Ldap authentication error

[s31t0n]

Hi,
i managed to install and configure kloudspeaker on my Mac,
MAC OSX 10.12.3
LADPv3
KloudSpeaker latest version
based on the informations from this link,
BackEnd Configuration

tried to configure the LDAP authentication,
following my configuration.php file

        "authentication_methods" => ["pw", "ldap"],
        "ldap_use_starttls" => true,
        "ldap_server" => "ad-test.lab.local",
        "ldap_conn_string" => "@ad-test.lab.local",

following the error i'm getting
class:KloudspeakerBackend, type:->, args:{0:Request}}}RESPONSE error {0:107, 1:Authentication failed, 2:403}
Could you please check this out on how can i fix it?
I guess i'm missing some configuration.
And the error is not related to the credentials as i can login to the ldap server with other utilities.

Thanks in advanced.

[sjarvela]

First, your authentication methods indicate password is the default, so have you explicitly changed the user auth method to LDAP?

Then based on LDAP configuration, you are using authenticated binding, is this correct? Ie your user should be able to authenticate with his own credentials to the LDAP server?

[aplum]

Hi @s31t0n, I'm assuming this is related to what we were discussing regarding certificates over at #187. Now that I've replicated my setup on macOS, maybe I can help you out.
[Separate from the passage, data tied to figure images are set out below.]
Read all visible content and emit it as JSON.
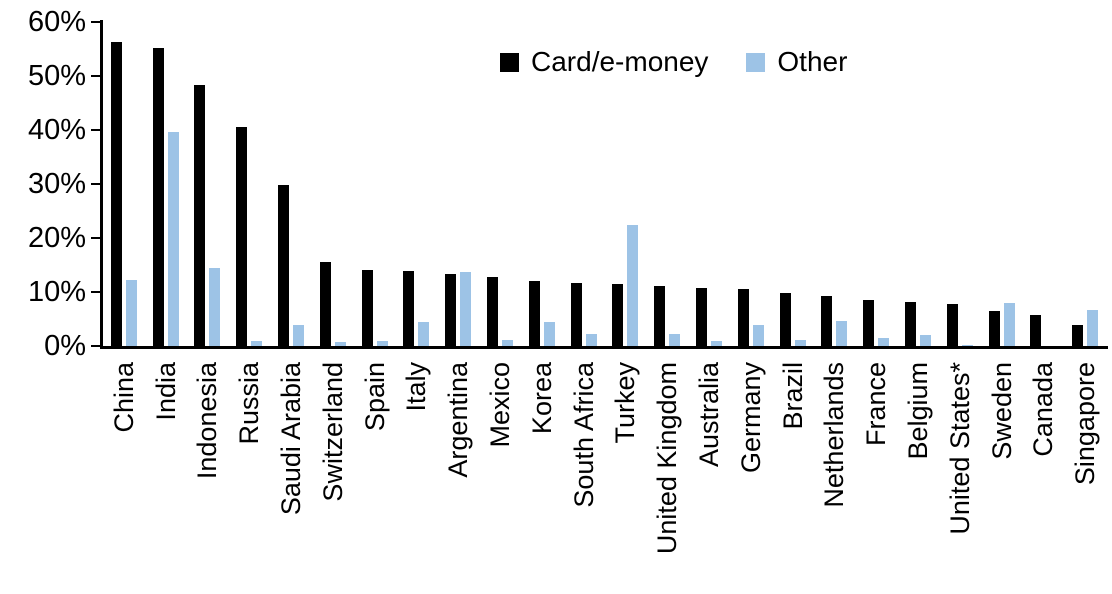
{
  "chart_data": {
    "type": "bar",
    "title": "",
    "xlabel": "",
    "ylabel": "",
    "ylim": [
      0,
      60
    ],
    "grid": false,
    "legend_position": "top-center",
    "y_ticks": [
      0,
      10,
      20,
      30,
      40,
      50,
      60
    ],
    "y_tick_labels": [
      "0%",
      "10%",
      "20%",
      "30%",
      "40%",
      "50%",
      "60%"
    ],
    "categories": [
      "China",
      "India",
      "Indonesia",
      "Russia",
      "Saudi Arabia",
      "Switzerland",
      "Spain",
      "Italy",
      "Argentina",
      "Mexico",
      "Korea",
      "South Africa",
      "Turkey",
      "United Kingdom",
      "Australia",
      "Germany",
      "Brazil",
      "Netherlands",
      "France",
      "Belgium",
      "United States*",
      "Sweden",
      "Canada",
      "Singapore"
    ],
    "series": [
      {
        "name": "Card/e-money",
        "color": "#000000",
        "values": [
          56.3,
          55.1,
          48.3,
          40.5,
          29.8,
          15.5,
          14.1,
          13.9,
          13.3,
          12.8,
          12.1,
          11.7,
          11.5,
          11.1,
          10.7,
          10.5,
          9.9,
          9.2,
          8.6,
          8.1,
          7.8,
          6.4,
          5.8,
          3.8
        ]
      },
      {
        "name": "Other",
        "color": "#9DC3E6",
        "values": [
          12.2,
          39.7,
          14.4,
          0.9,
          3.8,
          0.7,
          0.9,
          4.5,
          13.7,
          1.2,
          4.5,
          2.3,
          22.5,
          2.2,
          0.9,
          3.9,
          1.1,
          4.7,
          1.5,
          2.0,
          0.2,
          7.9,
          0,
          6.6
        ]
      }
    ]
  }
}
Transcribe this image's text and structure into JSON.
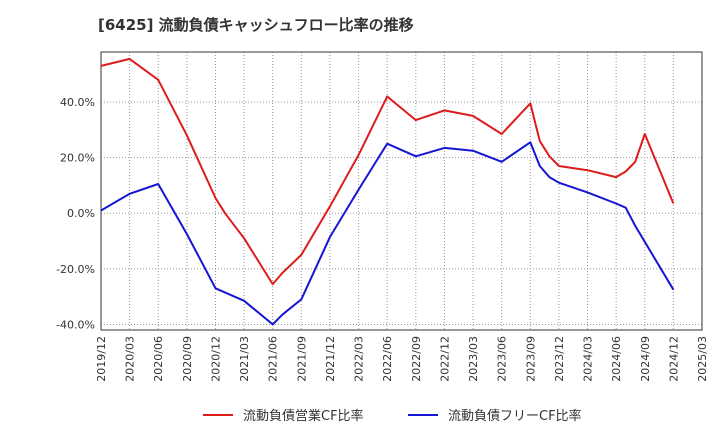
{
  "title": "[6425]  流動負債キャッシュフロー比率の推移",
  "chart_data": {
    "type": "line",
    "title": "[6425]  流動負債キャッシュフロー比率の推移",
    "xlabel": "",
    "ylabel": "",
    "ylim": [
      -42,
      58
    ],
    "yticks": [
      -40,
      -20,
      0,
      20,
      40
    ],
    "ytick_labels": [
      "-40.0%",
      "-20.0%",
      "0.0%",
      "20.0%",
      "40.0%"
    ],
    "xticks": [
      "2019/12",
      "2020/03",
      "2020/06",
      "2020/09",
      "2020/12",
      "2021/03",
      "2021/06",
      "2021/09",
      "2021/12",
      "2022/03",
      "2022/06",
      "2022/09",
      "2022/12",
      "2023/03",
      "2023/06",
      "2023/09",
      "2023/12",
      "2024/03",
      "2024/06",
      "2024/09",
      "2024/12",
      "2025/03"
    ],
    "grid": true,
    "legend_position": "bottom",
    "series": [
      {
        "name": "流動負債営業CF比率",
        "color": "#dd1c1c",
        "points": [
          [
            "2019/12",
            53.0
          ],
          [
            "2020/03",
            55.5
          ],
          [
            "2020/06",
            48.0
          ],
          [
            "2020/09",
            28.0
          ],
          [
            "2020/12",
            5.5
          ],
          [
            "2021/01",
            0.0
          ],
          [
            "2021/03",
            -9.0
          ],
          [
            "2021/06",
            -25.5
          ],
          [
            "2021/07",
            -21.5
          ],
          [
            "2021/09",
            -15.0
          ],
          [
            "2021/12",
            2.5
          ],
          [
            "2022/03",
            21.0
          ],
          [
            "2022/06",
            42.0
          ],
          [
            "2022/09",
            33.5
          ],
          [
            "2022/12",
            37.0
          ],
          [
            "2023/03",
            35.0
          ],
          [
            "2023/06",
            28.5
          ],
          [
            "2023/09",
            39.5
          ],
          [
            "2023/10",
            26.0
          ],
          [
            "2023/11",
            20.5
          ],
          [
            "2023/12",
            17.0
          ],
          [
            "2024/03",
            15.5
          ],
          [
            "2024/06",
            13.0
          ],
          [
            "2024/07",
            15.0
          ],
          [
            "2024/08",
            18.5
          ],
          [
            "2024/09",
            28.5
          ],
          [
            "2024/12",
            3.5
          ]
        ]
      },
      {
        "name": "流動負債フリーCF比率",
        "color": "#1515d4",
        "points": [
          [
            "2019/12",
            1.0
          ],
          [
            "2020/03",
            7.0
          ],
          [
            "2020/06",
            10.5
          ],
          [
            "2020/09",
            -7.5
          ],
          [
            "2020/12",
            -27.0
          ],
          [
            "2021/03",
            -31.5
          ],
          [
            "2021/06",
            -40.0
          ],
          [
            "2021/07",
            -36.5
          ],
          [
            "2021/09",
            -31.0
          ],
          [
            "2021/12",
            -8.5
          ],
          [
            "2022/03",
            8.5
          ],
          [
            "2022/06",
            25.0
          ],
          [
            "2022/09",
            20.5
          ],
          [
            "2022/12",
            23.5
          ],
          [
            "2023/03",
            22.5
          ],
          [
            "2023/06",
            18.5
          ],
          [
            "2023/09",
            25.5
          ],
          [
            "2023/10",
            17.0
          ],
          [
            "2023/11",
            13.0
          ],
          [
            "2023/12",
            11.0
          ],
          [
            "2024/03",
            7.5
          ],
          [
            "2024/06",
            3.5
          ],
          [
            "2024/07",
            2.0
          ],
          [
            "2024/08",
            -4.5
          ],
          [
            "2024/12",
            -27.5
          ]
        ]
      }
    ]
  }
}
Are you using the built-in version of apache/php/etc.? I'm using AMPPS, so the location of my configuration files may be different than yours.

Relevant files in AMPPS:
/Applications/AMPPS/php-7.1/etc/php.ini
/Applications/AMPPS/extra/etc/openldap/ldap.conf
/Applications/AMPPS/extra/etc/openssl/certs/my-cacert.pem (this file doesn't exist by default; I created it using the steps given below.)

In php.ini:

• Ensure you have extension=openssl.so uncommented (or add this line if necessary, assuming you have that openssl.so file in the directory configured by extension_dir in php.ini)
• Add the following two lines at the bottom of php.ini, and change the path to point to wherever you're going to store your my-cacert.pem file:

[openssl]
openssl.cafile=/Applications/AMPPS/extra/etc/openssl/certs/my-cacert.pem

In ldap.conf, add the following two lines (again, update the path):

TLS_REQCERT demand
TLS_CACERT /Applications/AMPPS/extra/etc/openssl/certs/my-cacert.pem

To create the my-cacert.pem file:
(Note that including the System Roots certificates here is not necessary to just get it working with your AD server, but will allow you to use php to connect to other servers with certs issued by these Certificate Authorities.)

1. Open "Keychain Access.app"
2. On the left, click on "System Roots" at the top, and "Certificates" at the bottom.
3. Select all the certificates displayed, right-click, export.
4. Ensure you have .pem selected for "File Format", save as my-cacert.pem
5. Now, find the certificate that was either used to sign your AD server's cert (i.e. your AD CA's certificate), or maybe you can just use the certificate your server is using for LDAP (I haven't tested using this, I've only used the CA cert).
   • If you don't have this certificate in Keychain Access, find it and import it so that we can export it in the correct format. You can delete it from Keychain Access afterwards if you'd like.
6. Export the AD cert as adcert.pem
7. Navigate to the folder with your .pem files in Terminal, then execute cat adcert.pem >> my-cacert.pem (this appends adcert.pem to my-cacert.pem).
8. Delete adcert.pem
9. Move your my-cacert.pem file to the appropriate folder, then restart apache.

Hopefully this works for you. Let me know if you need any more help or clarification.